ACADIA’s most advanced product candidate is pimavanserin, which is in Phase III development for Parkinson’s disease psychosis. Pimavanserin, a new chemical entity that can be taken orally as a tablet once-a-day, selectively blocks the activity of the 5-HT2A receptor, a drug target that plays an important role in the treatment of various neuropsychiatric disorders. ACADIA holds worldwide rights to pimavanserin.
Today the company hit a 52-week low after announcing the conclusion of a previously established collaboration with a wholly owned subsidiary of Valeant Pharmaceuticals International, Inc. (NYSE: VRX) to develop and commercialize pimavanserin in the United States and Canada. ACADIA has regained all rights to the product candidate and will receive a one-time cash payment of $8.75 million to transition the program back to ACADIA and cover costs associated with ongoing clinical trials.
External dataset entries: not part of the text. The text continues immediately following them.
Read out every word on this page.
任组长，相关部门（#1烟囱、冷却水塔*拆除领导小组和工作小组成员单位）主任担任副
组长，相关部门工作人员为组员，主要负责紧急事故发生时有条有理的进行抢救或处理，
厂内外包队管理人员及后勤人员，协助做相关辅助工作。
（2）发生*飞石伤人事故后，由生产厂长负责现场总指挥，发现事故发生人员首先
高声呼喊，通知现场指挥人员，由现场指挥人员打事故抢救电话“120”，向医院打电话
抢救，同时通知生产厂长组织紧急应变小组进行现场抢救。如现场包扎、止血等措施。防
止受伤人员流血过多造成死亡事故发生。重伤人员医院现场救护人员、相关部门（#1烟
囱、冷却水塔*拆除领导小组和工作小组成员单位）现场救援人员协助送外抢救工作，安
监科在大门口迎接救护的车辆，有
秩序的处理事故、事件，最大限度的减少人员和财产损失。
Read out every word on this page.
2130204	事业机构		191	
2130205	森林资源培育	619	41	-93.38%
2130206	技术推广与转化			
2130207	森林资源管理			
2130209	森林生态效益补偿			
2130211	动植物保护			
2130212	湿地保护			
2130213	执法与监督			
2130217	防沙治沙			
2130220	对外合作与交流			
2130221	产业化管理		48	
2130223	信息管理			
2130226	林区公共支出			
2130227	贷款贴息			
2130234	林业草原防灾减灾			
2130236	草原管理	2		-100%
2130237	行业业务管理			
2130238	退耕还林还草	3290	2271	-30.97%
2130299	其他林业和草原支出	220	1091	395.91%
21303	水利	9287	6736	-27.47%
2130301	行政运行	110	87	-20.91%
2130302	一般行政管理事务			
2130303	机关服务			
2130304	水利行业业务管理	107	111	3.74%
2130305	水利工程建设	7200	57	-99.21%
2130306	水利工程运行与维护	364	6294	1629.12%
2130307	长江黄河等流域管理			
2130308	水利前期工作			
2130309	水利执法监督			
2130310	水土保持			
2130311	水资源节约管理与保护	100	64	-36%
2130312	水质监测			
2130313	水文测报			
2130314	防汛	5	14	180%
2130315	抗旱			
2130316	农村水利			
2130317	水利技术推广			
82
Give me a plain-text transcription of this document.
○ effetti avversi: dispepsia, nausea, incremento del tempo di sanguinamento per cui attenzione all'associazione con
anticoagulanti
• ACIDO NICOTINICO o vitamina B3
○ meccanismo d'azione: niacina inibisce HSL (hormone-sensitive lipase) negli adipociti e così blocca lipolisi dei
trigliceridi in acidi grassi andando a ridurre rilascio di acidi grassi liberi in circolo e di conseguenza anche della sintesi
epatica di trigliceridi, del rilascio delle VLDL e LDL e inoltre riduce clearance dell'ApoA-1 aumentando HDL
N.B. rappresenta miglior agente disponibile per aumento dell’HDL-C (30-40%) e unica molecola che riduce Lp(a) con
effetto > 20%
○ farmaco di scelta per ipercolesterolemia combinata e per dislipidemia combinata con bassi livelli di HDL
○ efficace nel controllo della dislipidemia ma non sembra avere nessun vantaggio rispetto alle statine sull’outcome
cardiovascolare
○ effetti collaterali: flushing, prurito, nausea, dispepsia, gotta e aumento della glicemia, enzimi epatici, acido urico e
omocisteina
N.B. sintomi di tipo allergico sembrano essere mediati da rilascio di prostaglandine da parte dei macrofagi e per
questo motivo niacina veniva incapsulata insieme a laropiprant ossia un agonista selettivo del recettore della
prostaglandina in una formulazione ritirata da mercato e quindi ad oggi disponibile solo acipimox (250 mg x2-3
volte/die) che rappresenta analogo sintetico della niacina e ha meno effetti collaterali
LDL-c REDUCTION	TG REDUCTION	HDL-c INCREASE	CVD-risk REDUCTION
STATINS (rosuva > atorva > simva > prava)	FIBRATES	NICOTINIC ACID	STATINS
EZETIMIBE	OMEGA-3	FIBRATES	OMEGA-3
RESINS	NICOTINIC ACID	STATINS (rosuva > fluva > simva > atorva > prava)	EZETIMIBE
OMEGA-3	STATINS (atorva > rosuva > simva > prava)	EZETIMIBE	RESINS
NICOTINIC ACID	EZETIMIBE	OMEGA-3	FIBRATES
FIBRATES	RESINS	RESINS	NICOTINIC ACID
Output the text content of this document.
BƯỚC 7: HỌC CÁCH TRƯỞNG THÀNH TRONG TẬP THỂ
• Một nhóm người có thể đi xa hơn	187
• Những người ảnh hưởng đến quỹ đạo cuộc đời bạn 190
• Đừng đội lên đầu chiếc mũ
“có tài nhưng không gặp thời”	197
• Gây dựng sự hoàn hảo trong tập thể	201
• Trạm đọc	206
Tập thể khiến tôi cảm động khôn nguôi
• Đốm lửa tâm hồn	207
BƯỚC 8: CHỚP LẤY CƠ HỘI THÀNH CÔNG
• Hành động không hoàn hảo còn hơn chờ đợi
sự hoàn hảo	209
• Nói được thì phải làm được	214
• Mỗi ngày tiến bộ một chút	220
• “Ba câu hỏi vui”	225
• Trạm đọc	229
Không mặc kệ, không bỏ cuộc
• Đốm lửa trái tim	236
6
Uli Hacksell, Ph.D., Chief Executive Officer of ACADIA, commented, “While we have enjoyed a great collaboration with Biovail, both parties recognize that pimavanserin and the broad development strategy at the core of our collaboration were not consistent with the strategic focus of the new Valeant following the recently completed merger. With worldwide rights to pimavanserin and a focus on our ongoing Phase III program, we believe ACADIA is positioned on an attractive path forward for this product candidate.”
With a solid balance sheet, a significant position held by insiders and analysts projecting price targets of between $2.00 – $5.00, the company is worthy of a closer look. Although wall street took today’s news negatively, ending ties with Valeant Pharmaceuticals could turn out being a good thing. They now have millions more in the bank plus have the option to re-partner for new upfront money. Some have also speculated that the company is a more attractive takeover target since they own full rights to pimavanserin.